Among his many skills, Tarantino has been a master of creating movies with moving parts while, at the same time, energizing each narrative thread, wheels within wheels or something like it. This time, not all of the parts move, some stagnate, and I wouldn't say that Once Upon a Time offers Tarantino's sharpest dialogue.
The major performances in Once Upon a Time do, however, stand out. DiCaprio infuses his portrait of a narcissistic actor with deep pathos. Not only is Dalton trying to salvage a sagging career, but he's also desperate to prove to himself that hasn't totally lost his acting chops to alcohol, indulgence and the industry's increasing indifference to him.
Pitt's work as Cliff represents another triumph.
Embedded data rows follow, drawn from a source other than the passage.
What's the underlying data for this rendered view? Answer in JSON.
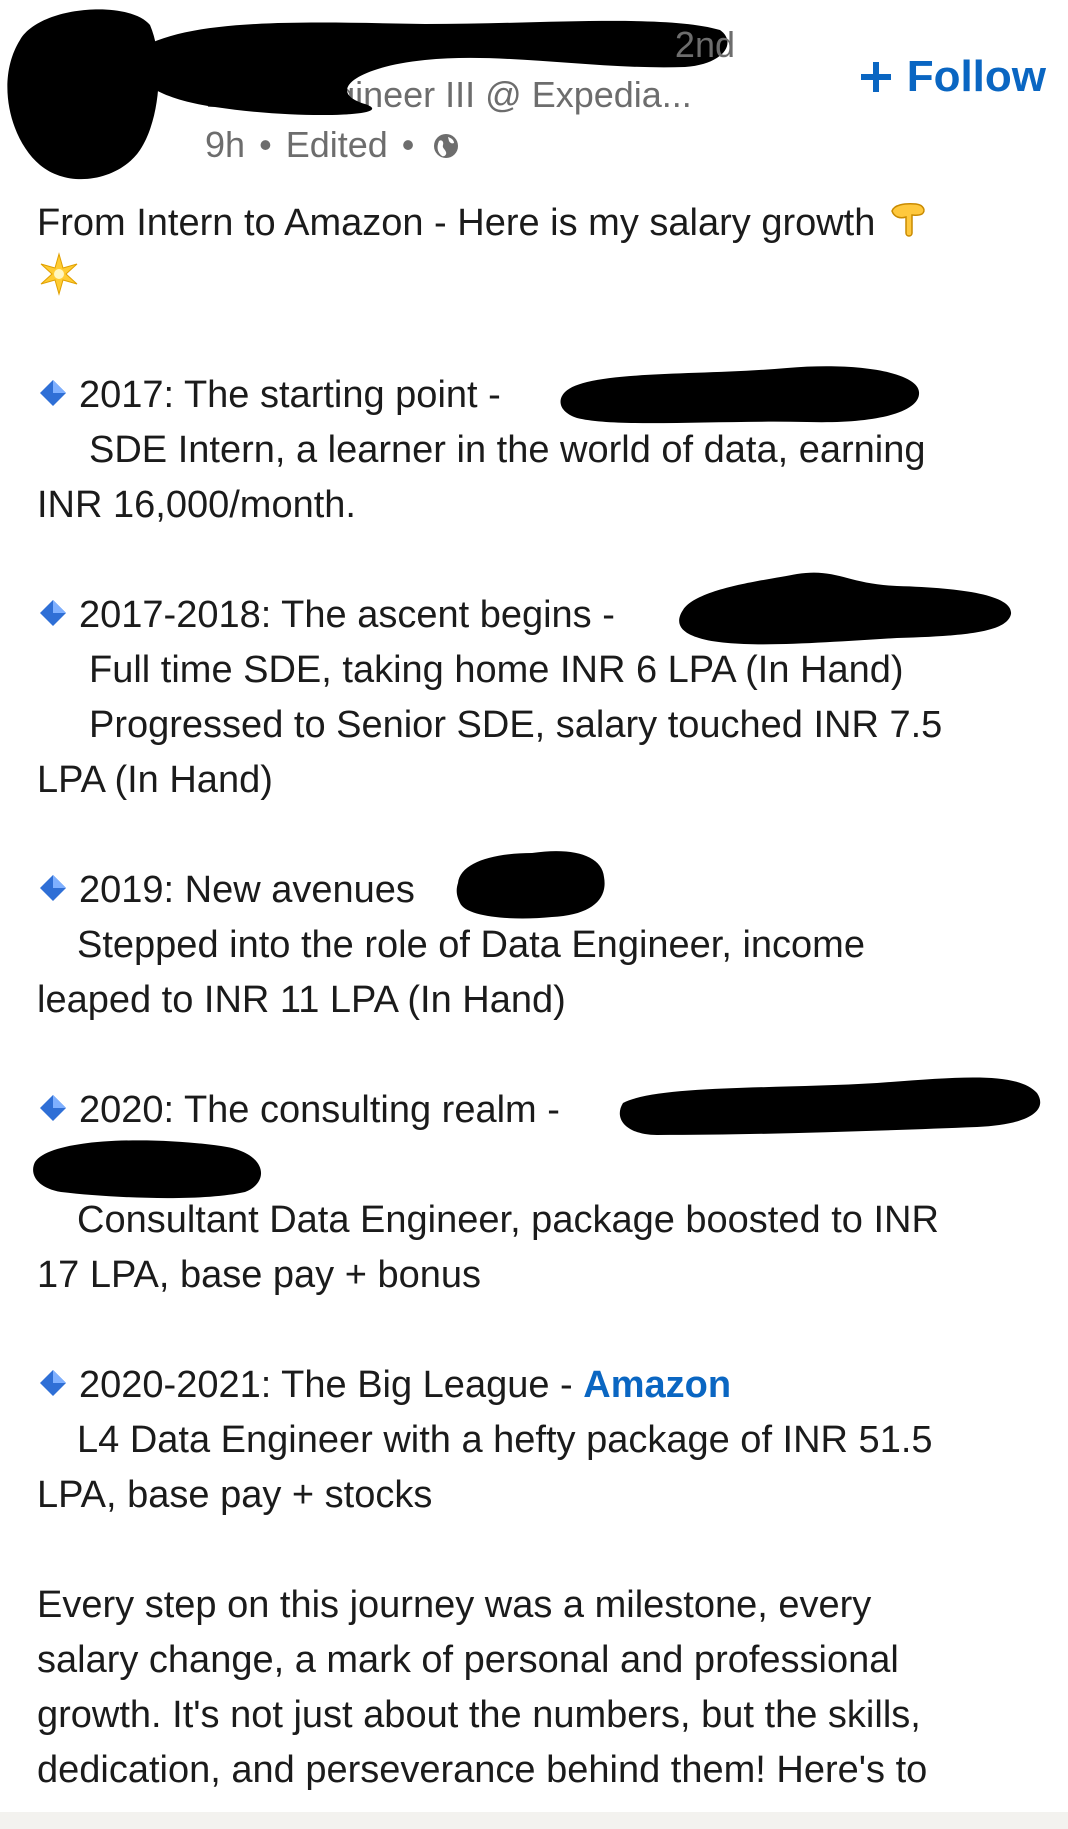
{
  "author": {
    "connection_degree": "2nd",
    "headline": "Data Engineer III @ Expedia...",
    "time": "9h",
    "edited": "Edited",
    "separator": "•"
  },
  "follow_button": {
    "label": "Follow"
  },
  "post": {
    "intro": "From Intern to Amazon - Here is my salary growth",
    "milestones": [
      {
        "title": "2017: The starting point -",
        "lines": [
          "SDE Intern, a learner in the world of data, earning",
          "INR 16,000/month."
        ]
      },
      {
        "title": "2017-2018: The ascent begins -",
        "lines": [
          "Full time SDE, taking home INR 6 LPA (In Hand)",
          "Progressed to Senior SDE, salary touched INR 7.5",
          "LPA (In Hand)"
        ]
      },
      {
        "title": "2019: New avenues",
        "lines": [
          "Stepped into the role of Data Engineer, income",
          "leaped to INR 11 LPA (In Hand)"
        ]
      },
      {
        "title": "2020: The consulting realm -",
        "lines": [
          "Consultant Data Engineer, package boosted to INR",
          "17 LPA, base pay + bonus"
        ]
      },
      {
        "title": "2020-2021: The Big League - ",
        "company": "Amazon",
        "lines": [
          "L4 Data Engineer with a hefty package of INR 51.5",
          "LPA, base pay + stocks"
        ]
      }
    ],
    "closing": [
      "Every step on this journey was a milestone, every",
      "salary change, a mark of personal and professional",
      "growth. It's not just about the numbers, but the skills,",
      "dedication, and perseverance behind them! Here's to"
    ]
  },
  "icons": {
    "globe": "globe-icon",
    "plus": "plus-icon",
    "pointing_down": "pointing-down-emoji-icon",
    "sparkle": "sparkle-emoji-icon",
    "diamond": "blue-diamond-icon"
  },
  "colors": {
    "link": "#0a66c2",
    "meta": "#6d6d6d",
    "text": "#1b1b1b",
    "redaction": "#000000",
    "diamond": "#2f6fd6"
  }
}
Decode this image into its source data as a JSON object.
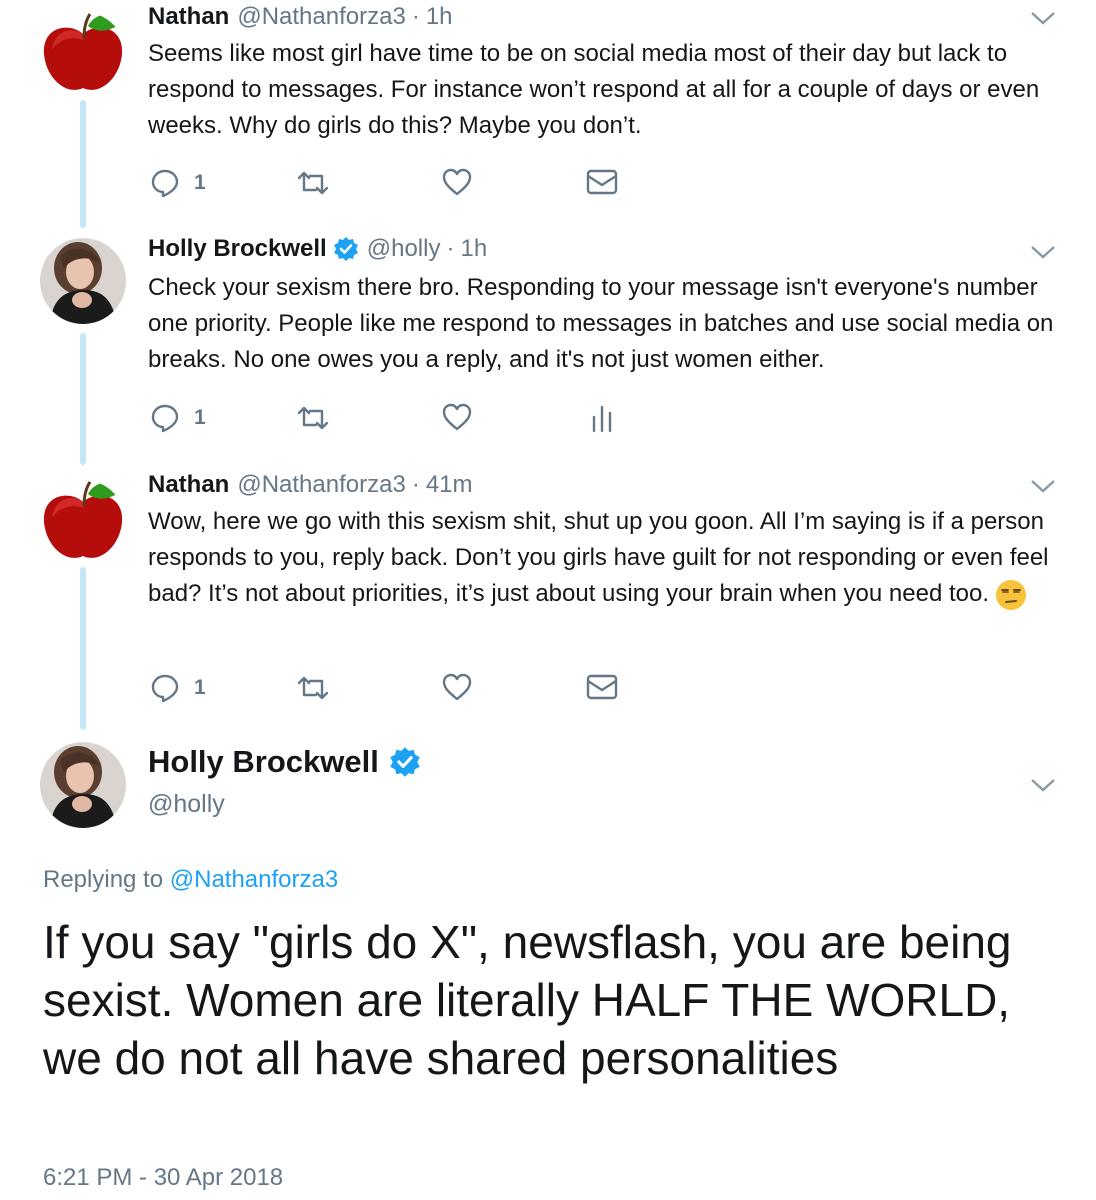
{
  "thread": [
    {
      "author": "Nathan",
      "handle": "@Nathanforza3",
      "time": "1h",
      "avatar_icon": "apple-icon",
      "verified": false,
      "text": "Seems like most girl have time to be on social media most of their day but lack to respond to messages. For instance won’t respond at all for a couple of days or even weeks. Why do girls do this? Maybe you don’t.",
      "reply_count": "1",
      "last_action_icon": "dm-envelope-icon"
    },
    {
      "author": "Holly Brockwell",
      "handle": "@holly",
      "time": "1h",
      "avatar_icon": "profile-photo",
      "verified": true,
      "text": "Check your sexism there bro. Responding to your message isn't everyone's number one priority. People like me respond to messages in batches and use social media on breaks. No one owes you a reply, and it's not just women either.",
      "reply_count": "1",
      "last_action_icon": "analytics-icon"
    },
    {
      "author": "Nathan",
      "handle": "@Nathanforza3",
      "time": "41m",
      "avatar_icon": "apple-icon",
      "verified": false,
      "text": "Wow, here we go with this sexism shit, shut up you goon. All I’m saying is if a person responds to you, reply back. Don’t you girls have guilt for not responding or even feel bad? It’s not about priorities, it’s just about using your brain when you need too.",
      "emoji": "unamused-face-emoji",
      "reply_count": "1",
      "last_action_icon": "dm-envelope-icon"
    }
  ],
  "main_tweet": {
    "author": "Holly Brockwell",
    "handle": "@holly",
    "verified": true,
    "replying_prefix": "Replying to",
    "replying_to": "@Nathanforza3",
    "text": "If you say \"girls do X\", newsflash, you are being sexist. Women are literally HALF THE WORLD, we do not all have shared personalities",
    "timestamp": "6:21 PM - 30 Apr 2018"
  },
  "colors": {
    "text": "#14171a",
    "secondary": "#657786",
    "link": "#1da1f2",
    "thread_line": "#c4e6f7",
    "verified": "#1da1f2"
  }
}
Less ego-driven than his boss, Cliff has a loosey-goosey spirit that's underlined by toughness. When the screenplay raises questions about whether Cliff murdered his wife, we're not sure what to make of this guy. Pitt delivers a comic classic when his character smokes a joint that has been dipped in LSD. And a scene in which Cliff confronts Bruce Lee (Mike Moh) on a studio backlot comes close to justifying the price of admission.
Not surprisingly for a sprawling movie, Once Upon a Time has a large cast. The actors who register include Margaret Qualley as Pussycat, one of Manson's followers, a teenaged harpy who projects levels of bravado she couldn't possibly have earned. At the same time, her street-kid pluck catches Cliff's eye.
Robbie's Sharon Tate emerges as a blithe presence, a starlet floating wide-eyed through her life, either partying or reveling in the small parts she's played in movies. She seems a bit vacuous, a woman happy in her world.
Tarantino also dots the movie with references to the kind of '60s flotsam for which he presumably has some fondness. These are embedded in the movie when characters listen to the radio, watch TV or drive past movie marquees. They become tiresome, self-conscious in-jokes.
Although Once Upon a Time in Hollywood doesn't have much of a story, its atmosphere -- LA in the '60s -- surrounds the characters. It's the air they breathe.
Now, it's impossible to talk about the movie's ending without spoilers. I'll say nothing, except to say that it allows Tarantino to indulge his taste for comic violence, something at which he has few peers. One other aside: Tarantino knows movies, but I wouldn't turn to him for historical interpretation.
What to make of all this? I saw the movie as a grab bag of episodes, some well-constructed, others slack. And I wouldn't call the movie an endorsement of the counterculture. Both Dalton and Booth are contemptuous of hippies. They live in show-business isolation. If anything, the movie displays more affection for bygone TV (shows like Mannix than for other aspects of the '60s.
There's also something disturbing about the fact that the movie draws most of its tension from what we know about the looming Manson crime. When Cliff visits the Spahn ranch where the Manson family resides, the movie becomes intensely creepy.
What I've most enjoyed about my favorite Tarantino movies (Reservoir Dogs, Pulp Fiction and the Kill Bill movies) is their audacious desire to entertain on their own terms. I guess that leads to my last word. I found Once Upon a Time a movie to be savored in pieces, sketches that never amount to a fully realized painting.
Tarantino may have wanted to flood a single movie with jaded savvy and affection for parts of the culture he once avidly consumed, all topped with fairy tale flourish. Does the approach work? Sometimes, but not for all of the movie's two-hour and 40-minute running time.